Rossland Radio Co-op hoping to decrease operating costs

Rossland Radio Co-op (RRC) is hoping the city can grant it a reduction in operating costs by way of rent reduction.

Marty Cancilla

Rossland Radio Co-op (RRC) is hoping the city can help it lower its operating costs by way of reducing the rent they pay to the city.

Representatives of the co-op packed into council chambers to show support at Monday’s council meeting, with Marty Cancilla, director making the case for the decrease in rent.

“Unfortunately, (RRC) is an operation, and our operation costs add up month by month, which makes it difficult to do a lot of other things,” Cancilla said. “Mainly pay for equipment and spend time on the quality of our operation and other aspects.”

He said that as for grant money, it is difficult for an operation such as RRC to secure. They do receive some grant money, but securing the money for the payment of rent is especially difficult for them.

“Basically all of our efforts and all the money that we make are going into paying our rent, our phone book bill, our insurance, our licensing fees with SOCAN and other operational costs,” he said.

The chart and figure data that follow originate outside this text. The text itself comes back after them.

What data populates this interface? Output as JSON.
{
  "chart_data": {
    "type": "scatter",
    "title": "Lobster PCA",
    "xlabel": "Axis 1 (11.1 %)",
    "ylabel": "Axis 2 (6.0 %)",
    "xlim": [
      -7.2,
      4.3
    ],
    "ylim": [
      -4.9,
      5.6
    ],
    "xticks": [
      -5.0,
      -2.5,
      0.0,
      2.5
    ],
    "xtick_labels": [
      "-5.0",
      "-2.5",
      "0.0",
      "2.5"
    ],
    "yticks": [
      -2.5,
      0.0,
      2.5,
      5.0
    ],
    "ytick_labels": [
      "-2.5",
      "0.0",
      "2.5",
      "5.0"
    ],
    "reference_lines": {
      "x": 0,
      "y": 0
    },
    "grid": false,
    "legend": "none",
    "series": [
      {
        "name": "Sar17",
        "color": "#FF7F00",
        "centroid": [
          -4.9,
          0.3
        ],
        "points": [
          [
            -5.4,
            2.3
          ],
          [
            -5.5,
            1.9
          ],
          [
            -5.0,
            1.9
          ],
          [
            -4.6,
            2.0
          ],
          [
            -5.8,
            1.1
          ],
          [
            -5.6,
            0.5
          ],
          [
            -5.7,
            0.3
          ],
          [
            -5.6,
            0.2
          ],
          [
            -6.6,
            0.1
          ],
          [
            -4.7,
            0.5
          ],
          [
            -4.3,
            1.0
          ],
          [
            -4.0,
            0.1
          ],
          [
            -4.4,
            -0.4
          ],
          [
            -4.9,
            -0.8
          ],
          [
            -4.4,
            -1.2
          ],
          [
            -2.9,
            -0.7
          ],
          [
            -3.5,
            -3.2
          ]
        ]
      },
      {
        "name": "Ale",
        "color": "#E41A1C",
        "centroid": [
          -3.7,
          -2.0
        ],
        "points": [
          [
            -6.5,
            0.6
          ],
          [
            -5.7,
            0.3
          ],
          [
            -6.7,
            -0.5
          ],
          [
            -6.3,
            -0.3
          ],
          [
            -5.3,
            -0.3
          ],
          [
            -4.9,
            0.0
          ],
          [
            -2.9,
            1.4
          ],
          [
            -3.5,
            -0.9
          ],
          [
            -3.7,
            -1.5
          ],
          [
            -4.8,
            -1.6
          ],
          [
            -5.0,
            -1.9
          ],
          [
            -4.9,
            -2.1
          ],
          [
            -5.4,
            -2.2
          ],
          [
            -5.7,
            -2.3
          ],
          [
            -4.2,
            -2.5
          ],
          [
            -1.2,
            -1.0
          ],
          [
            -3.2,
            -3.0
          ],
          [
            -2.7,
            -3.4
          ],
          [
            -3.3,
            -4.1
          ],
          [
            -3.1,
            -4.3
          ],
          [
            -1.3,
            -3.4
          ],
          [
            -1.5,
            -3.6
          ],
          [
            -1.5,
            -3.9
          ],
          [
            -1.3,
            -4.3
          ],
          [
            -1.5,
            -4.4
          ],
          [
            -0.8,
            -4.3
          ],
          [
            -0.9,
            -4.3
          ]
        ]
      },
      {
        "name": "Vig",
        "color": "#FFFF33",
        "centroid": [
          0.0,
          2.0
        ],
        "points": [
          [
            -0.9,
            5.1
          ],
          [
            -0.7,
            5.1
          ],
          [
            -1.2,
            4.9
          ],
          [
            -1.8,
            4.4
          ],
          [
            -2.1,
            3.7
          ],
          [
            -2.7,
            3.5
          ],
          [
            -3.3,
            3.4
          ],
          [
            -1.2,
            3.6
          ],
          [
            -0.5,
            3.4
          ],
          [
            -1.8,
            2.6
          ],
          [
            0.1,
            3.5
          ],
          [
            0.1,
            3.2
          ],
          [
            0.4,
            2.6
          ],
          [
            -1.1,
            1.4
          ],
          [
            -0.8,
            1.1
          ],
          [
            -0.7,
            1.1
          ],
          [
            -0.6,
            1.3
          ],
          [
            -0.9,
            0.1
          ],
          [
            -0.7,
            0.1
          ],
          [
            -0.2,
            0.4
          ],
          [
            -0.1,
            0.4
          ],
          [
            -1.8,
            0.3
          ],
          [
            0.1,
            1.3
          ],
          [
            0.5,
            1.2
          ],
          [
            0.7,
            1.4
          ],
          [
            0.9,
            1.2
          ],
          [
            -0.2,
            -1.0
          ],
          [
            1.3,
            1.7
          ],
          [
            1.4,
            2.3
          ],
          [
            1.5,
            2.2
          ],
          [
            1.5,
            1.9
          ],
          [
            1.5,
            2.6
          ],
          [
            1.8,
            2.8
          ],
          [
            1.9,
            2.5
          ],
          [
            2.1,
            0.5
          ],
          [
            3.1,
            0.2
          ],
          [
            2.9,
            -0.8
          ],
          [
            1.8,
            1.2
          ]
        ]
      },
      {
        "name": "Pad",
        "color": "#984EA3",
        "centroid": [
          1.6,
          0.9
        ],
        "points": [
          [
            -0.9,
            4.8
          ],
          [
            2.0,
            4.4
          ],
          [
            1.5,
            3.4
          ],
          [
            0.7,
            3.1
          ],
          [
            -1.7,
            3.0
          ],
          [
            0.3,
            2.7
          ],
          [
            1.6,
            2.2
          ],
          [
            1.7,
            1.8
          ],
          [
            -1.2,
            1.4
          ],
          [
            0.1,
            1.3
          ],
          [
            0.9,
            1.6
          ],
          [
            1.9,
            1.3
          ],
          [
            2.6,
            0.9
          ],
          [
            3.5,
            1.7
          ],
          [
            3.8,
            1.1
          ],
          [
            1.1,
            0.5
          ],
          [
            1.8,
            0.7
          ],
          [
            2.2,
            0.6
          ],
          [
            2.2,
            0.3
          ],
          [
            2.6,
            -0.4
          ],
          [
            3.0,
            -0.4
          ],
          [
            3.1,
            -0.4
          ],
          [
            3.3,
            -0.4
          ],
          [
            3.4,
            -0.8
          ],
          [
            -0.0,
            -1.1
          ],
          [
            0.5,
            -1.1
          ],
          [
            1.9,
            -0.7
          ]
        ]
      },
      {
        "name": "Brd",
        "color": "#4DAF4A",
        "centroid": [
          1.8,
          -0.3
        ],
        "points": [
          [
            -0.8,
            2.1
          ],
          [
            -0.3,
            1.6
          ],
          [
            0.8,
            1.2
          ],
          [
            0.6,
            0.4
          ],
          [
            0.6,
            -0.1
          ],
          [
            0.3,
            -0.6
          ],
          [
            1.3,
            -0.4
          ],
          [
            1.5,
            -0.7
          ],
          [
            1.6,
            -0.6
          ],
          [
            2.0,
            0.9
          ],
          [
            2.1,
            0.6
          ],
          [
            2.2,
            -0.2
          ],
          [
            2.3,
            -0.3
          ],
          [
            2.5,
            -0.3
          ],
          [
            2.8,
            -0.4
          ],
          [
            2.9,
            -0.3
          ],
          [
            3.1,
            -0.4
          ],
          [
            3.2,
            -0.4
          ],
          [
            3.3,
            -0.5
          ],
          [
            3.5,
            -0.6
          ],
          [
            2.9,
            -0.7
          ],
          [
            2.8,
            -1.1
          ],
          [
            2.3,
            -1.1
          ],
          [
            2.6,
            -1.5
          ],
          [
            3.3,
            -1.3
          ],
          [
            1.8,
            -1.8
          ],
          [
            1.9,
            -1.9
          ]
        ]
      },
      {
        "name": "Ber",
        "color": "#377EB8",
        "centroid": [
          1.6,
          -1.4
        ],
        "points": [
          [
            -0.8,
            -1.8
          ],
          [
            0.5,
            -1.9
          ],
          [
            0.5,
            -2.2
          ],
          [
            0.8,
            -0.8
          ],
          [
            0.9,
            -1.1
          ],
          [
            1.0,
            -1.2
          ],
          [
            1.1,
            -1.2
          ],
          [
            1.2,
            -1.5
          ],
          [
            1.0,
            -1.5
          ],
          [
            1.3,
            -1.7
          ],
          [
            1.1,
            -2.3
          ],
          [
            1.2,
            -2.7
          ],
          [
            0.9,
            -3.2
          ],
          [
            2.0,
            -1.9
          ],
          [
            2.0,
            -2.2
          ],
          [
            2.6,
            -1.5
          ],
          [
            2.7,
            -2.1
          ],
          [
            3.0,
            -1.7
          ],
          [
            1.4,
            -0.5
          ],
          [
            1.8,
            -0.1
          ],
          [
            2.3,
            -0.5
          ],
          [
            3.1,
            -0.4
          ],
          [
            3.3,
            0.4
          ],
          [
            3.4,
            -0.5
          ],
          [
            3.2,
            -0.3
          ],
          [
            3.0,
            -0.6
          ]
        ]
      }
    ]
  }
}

The other operational cost they are hoping they can face is hiring some more staff.

“However it’s hard to do,” he said. “Volunteers that sign up at the Rossland Radio Co-op, they would like to work at a radio station and work at a radio show. They don’t want to spend all of their volunteer hours hosting fundraising events and raising cash.”

That cash is then only used to keep the RRC’s head above the water.

Cancilla said the building is now being well-used and is in line with the Official Community Plan.

The RRC shares the building with the Rossland Food Bank and Rossland and District Search and Rescue, neither of which are forced to pay rent, he said.

Cancilla brought up the case of Salmo’s community radio station, which pays only $1 a year for their rent to the city.

“I believe that this is an operation that’s worth subsidizing with some tax dollars,” he said.

The location at 1807 Columbia Avenue is the third location RRC has been at.

“The first location where we started as a little grass-roots non-profit co-operative was on Second at the K2 contracting building,” Cancilla said. At that location they didn’t pay any rent, which he said helped RRC to acquire new equipment and to spend time to recruit volunteers.

The second home of the RRC was the United Church, where they paid based on quarterly operating costs.

That helped as well to allow them to afford new equipment and renovations.

But access and easement problems lead them to seek out their third and current location at the Rotary Health building.

The subject will be discussed in council next meeting.